Sunday, April 18, 2010


The Docents at the Richard Nixon Library and Birthplace had their annual "Refresher Course" on Saturday. Ron and I were both asked to speak.

As you know, they are an amazing group of very knowledgeable and supportive representatives of the life and career of President Nixon. Many of them have told me that they love hearing our personal stories about the Nixons.

Ron does a fine imitation of President Nixon, and he peppers his stories with amazing impersonations of the former President. Those of you that have seen him in action, know what I am talking about. Our friend Warren Adler saw "Nixon in China" in New York and called to tell Ron that he did a better impersonation than the guy in the production. Could a stint on Broadway be in his future, the next time he flunks retirement?

I told the story of President Nixon meeting with Mexican President Diaz Ordaz in Puerto Vallarta. The President had been traveling non-stop, which meant that Ron and many other aides had been away from home a great deal. Bob Haldeman took pity on some of us and invited us to travel to Puerto Vallarta and have a few days of rest and recreation. Susie Chapin, Inge Elbourne, Pat Brennan and I were the lucky ladies. The State Department loaned us two dune buggies and we explored the beautiful beaches and mountains of Mexico. We stayed for several days at the charming, but long-gone "Garza Blanca" right on the beach. When the days of fun and sun ended, we returned to the official hotel, the "Camino Real." President and Mrs. Nixon arrival day dawned. "El Biggo Dayo" we called it.

Us girls were asked to disappear, and we were glad to, but requested one of the dune buggies for our getaway. I, the only one experienced driving a vehicle with a stick shift, took the wheel. We had admired the wonderful paintings of local artist, Leppe, and we wanted to visit his gallery. The artist had a whimsical style and did several paintings with American and Mexican flags to commemorate the historic meeting. We wanted to see if we could afford any of his painting with the flags.

When we found the street where the gallery was located, we were shocked and horrified to find the street closed. Having been in the country for a few days, we were very impressed with our own ability to speak the native language, and argued heatedly with the Mexican policeman telling us we couldn't enter that street. "Muy importante," we told him. "El biggo appointamente," we said heatedly as we pointed to our watches. It worked. He shook his head and moved the saw horses that had been blocking the intersection. We were thrilled and proud of ourselves.

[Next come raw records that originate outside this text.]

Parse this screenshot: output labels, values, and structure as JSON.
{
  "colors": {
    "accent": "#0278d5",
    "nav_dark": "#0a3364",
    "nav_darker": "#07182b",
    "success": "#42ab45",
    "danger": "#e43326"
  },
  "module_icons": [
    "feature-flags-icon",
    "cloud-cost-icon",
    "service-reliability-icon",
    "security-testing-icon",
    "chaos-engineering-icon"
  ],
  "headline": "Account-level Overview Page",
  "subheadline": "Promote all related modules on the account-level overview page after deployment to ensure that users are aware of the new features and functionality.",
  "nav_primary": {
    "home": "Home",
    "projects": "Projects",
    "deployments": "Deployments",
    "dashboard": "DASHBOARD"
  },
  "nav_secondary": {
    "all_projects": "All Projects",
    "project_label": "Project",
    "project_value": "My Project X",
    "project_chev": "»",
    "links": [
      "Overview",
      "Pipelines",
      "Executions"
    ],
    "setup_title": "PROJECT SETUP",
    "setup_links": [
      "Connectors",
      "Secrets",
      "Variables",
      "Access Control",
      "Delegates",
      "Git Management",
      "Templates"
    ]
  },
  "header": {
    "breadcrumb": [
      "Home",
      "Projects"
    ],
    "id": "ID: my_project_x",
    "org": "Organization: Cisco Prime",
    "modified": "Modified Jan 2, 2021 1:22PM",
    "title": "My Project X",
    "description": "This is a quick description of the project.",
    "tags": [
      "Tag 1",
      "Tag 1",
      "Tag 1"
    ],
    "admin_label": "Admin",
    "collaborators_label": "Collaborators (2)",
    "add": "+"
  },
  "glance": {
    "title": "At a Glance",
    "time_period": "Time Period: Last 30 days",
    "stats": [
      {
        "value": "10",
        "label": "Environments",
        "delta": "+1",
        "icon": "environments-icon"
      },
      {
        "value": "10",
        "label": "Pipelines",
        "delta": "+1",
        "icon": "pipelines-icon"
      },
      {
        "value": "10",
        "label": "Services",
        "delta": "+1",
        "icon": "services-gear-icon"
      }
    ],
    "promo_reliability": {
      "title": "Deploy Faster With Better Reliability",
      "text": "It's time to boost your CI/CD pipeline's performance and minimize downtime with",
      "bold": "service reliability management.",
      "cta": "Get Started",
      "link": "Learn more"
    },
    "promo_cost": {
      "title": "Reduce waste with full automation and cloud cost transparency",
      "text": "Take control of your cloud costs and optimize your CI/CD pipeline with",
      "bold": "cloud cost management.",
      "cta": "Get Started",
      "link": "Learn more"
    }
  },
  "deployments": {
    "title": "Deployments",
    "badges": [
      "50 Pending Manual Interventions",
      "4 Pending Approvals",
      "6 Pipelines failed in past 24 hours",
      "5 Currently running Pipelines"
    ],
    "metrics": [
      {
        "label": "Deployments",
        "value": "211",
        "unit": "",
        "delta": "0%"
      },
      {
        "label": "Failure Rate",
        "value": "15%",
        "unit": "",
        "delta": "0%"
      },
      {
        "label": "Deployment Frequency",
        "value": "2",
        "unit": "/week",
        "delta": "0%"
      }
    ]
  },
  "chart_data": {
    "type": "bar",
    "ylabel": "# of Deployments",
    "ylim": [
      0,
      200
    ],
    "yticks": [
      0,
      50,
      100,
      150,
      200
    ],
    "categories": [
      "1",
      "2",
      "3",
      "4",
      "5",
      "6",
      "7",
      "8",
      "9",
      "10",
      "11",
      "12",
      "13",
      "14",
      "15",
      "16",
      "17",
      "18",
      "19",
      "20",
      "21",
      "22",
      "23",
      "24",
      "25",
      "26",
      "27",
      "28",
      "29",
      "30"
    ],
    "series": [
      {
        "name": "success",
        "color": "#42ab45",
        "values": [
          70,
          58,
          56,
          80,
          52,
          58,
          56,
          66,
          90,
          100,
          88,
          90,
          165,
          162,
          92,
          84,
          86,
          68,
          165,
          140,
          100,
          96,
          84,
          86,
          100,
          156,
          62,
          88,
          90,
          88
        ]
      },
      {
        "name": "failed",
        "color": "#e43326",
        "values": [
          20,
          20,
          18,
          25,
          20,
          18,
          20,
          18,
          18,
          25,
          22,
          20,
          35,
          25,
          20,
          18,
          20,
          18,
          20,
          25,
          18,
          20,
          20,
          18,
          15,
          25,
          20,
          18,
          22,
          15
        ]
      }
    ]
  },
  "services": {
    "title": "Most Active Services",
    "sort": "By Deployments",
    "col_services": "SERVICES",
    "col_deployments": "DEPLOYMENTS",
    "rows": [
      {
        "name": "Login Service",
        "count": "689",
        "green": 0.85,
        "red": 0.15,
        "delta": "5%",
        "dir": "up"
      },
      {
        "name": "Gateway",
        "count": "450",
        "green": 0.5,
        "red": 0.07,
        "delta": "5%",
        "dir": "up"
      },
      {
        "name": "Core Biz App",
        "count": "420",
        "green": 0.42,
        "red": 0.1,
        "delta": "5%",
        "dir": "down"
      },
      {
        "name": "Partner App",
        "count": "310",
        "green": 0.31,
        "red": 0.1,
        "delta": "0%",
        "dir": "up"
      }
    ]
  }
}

When we matched the address of the gallery with the storefront, we couldn't believe our eyes. It was CLOSED. Why would they close it? It was an important day for both countries. Why would the artist want to lose potential business? Then we looked around. All the stores were closed. It was then that we realized we were the only vehicle on the street. Then we saw IT. A parade was headed right for us. Motorcycles, cars with flashing lights, flags, buses . . . . realization hit. It was the President's motorcade and it was headed right toward us.

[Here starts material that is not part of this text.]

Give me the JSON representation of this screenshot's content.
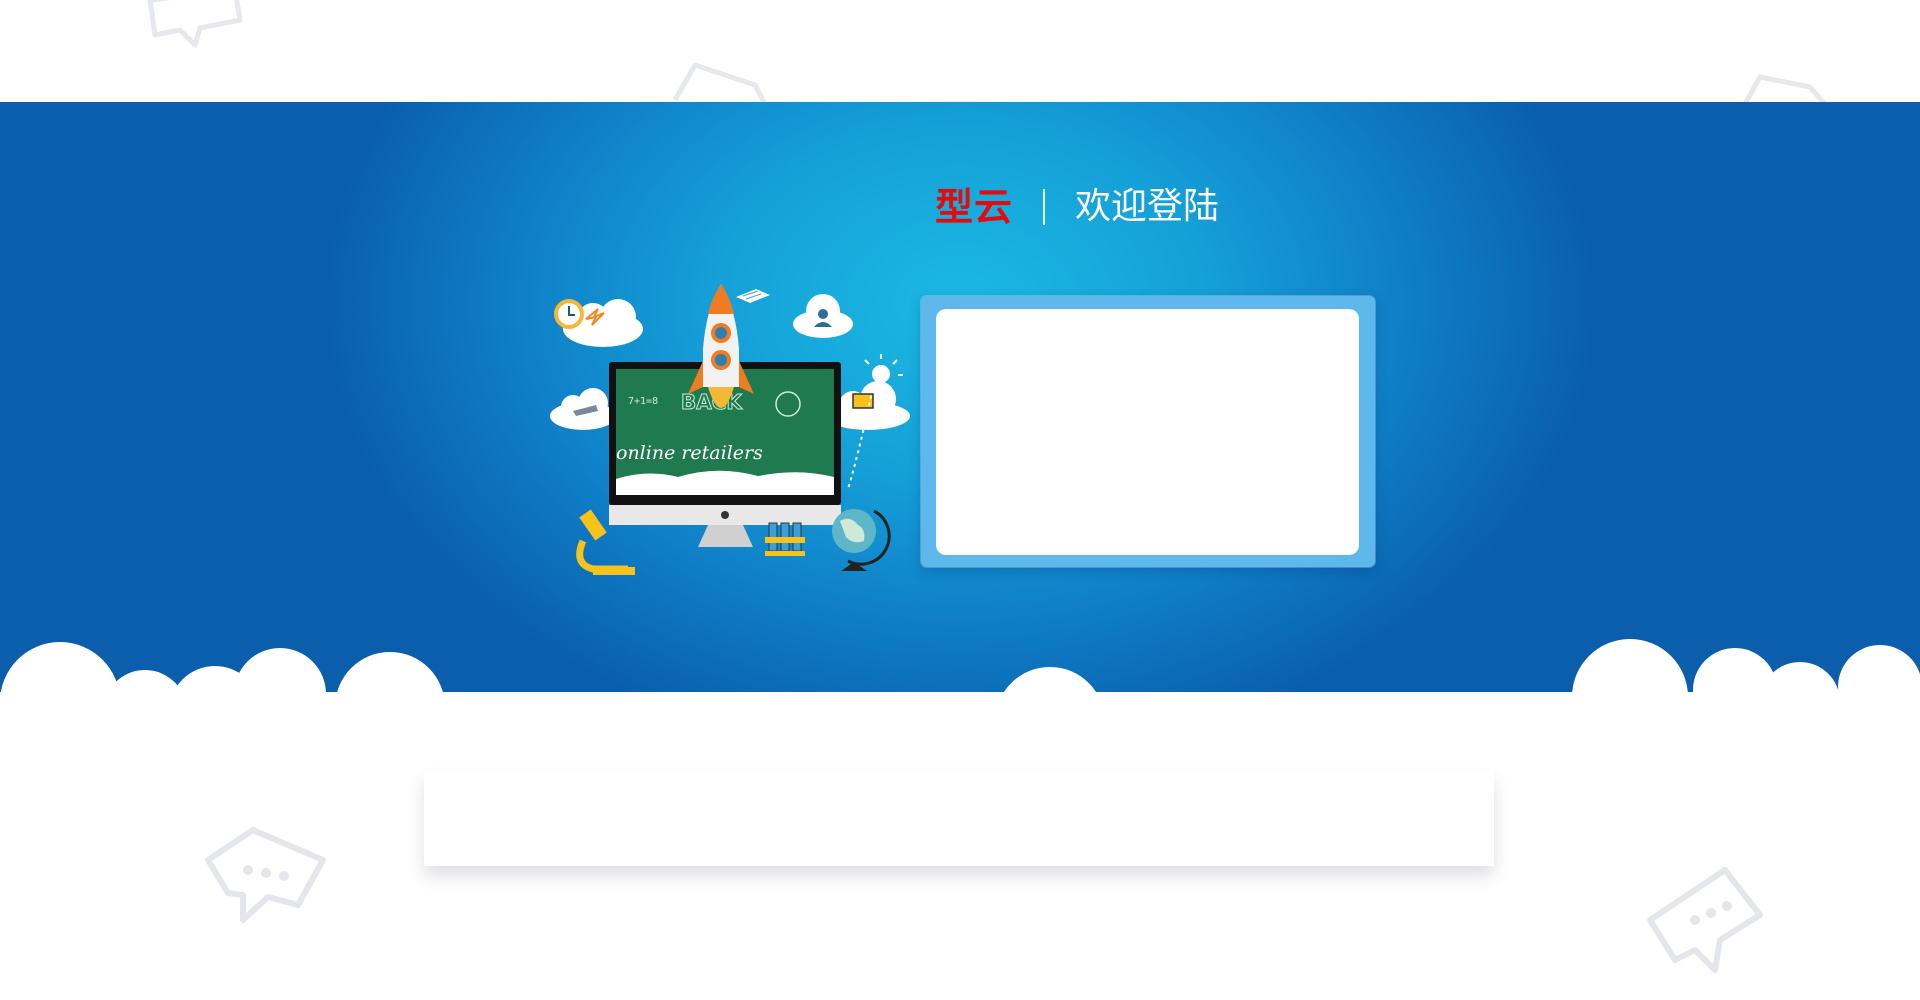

Now, we had a choice. I could pull a U-turn and lead the motorcade. Or . . . we could sit where we were and let the entire Presidential entourage pass by. There is no place to hide in a dune buggy. There are no doors to duck behind or windows to roll up. We were four blondes trying to hide in plain sight. We froze. We were caught red faced and red handed.

Ron and Dwight were in the pilot car, clapping their hands in slow motion applause. All they said to us was, "Great way to disappear, girls." The President and Mrs. Nixon were riding in a convertible. He didn't say a word, but his face said it all. Mrs. Nixon, always gracious and loving to us, said, "You girls look so cute."

All the people on the buses were laughing and waving.

We didn't think it was funny until several minutes later. Then we couldn't stop laughing. The hilarity of the whole experience overwhelmed us and we had to exit the dune buggy to clutch our stomachs and bend over to accommodate the belly laughs. I promise you, we really did think we were disappearing as requested.

Can you imagine doing that today? In the first place, we probably could never "talk our way" into a secure area, and even if we did, we probably would have been taken out by roof top snipers. I have been on the street in Washington DC a couple of times when President Obama's motorcade is on the move. Streets are totally cleared for several, long minutes before his arrival. Traffic on side streets is blocked off. Pedestrians are told to stay on the sidewalk and "cease all movement." Police people yell at the tourists, "You, in the brown coat, stand still."

Then, finally, he goes flying by in a blur of frantic limo dust action. Tourists wave. "Did you see him", they ask each other? Bureaucrats and local residents release a collective sigh and go on about their day. It's the way of life in our nation's capitol these days.

I wouldn't have missed the way we got to experience Presidential motorcades for all the tequila in Mexico!


Gail said...

As always, thank you for your kind comments about we docents! I love hearing you and Ron tell first hand about your experiences! You both are such talented story tellers! Thank you both for sharing your life with us!!

Cathy said...

Loved this. You are a great story teller. The photos just makes it.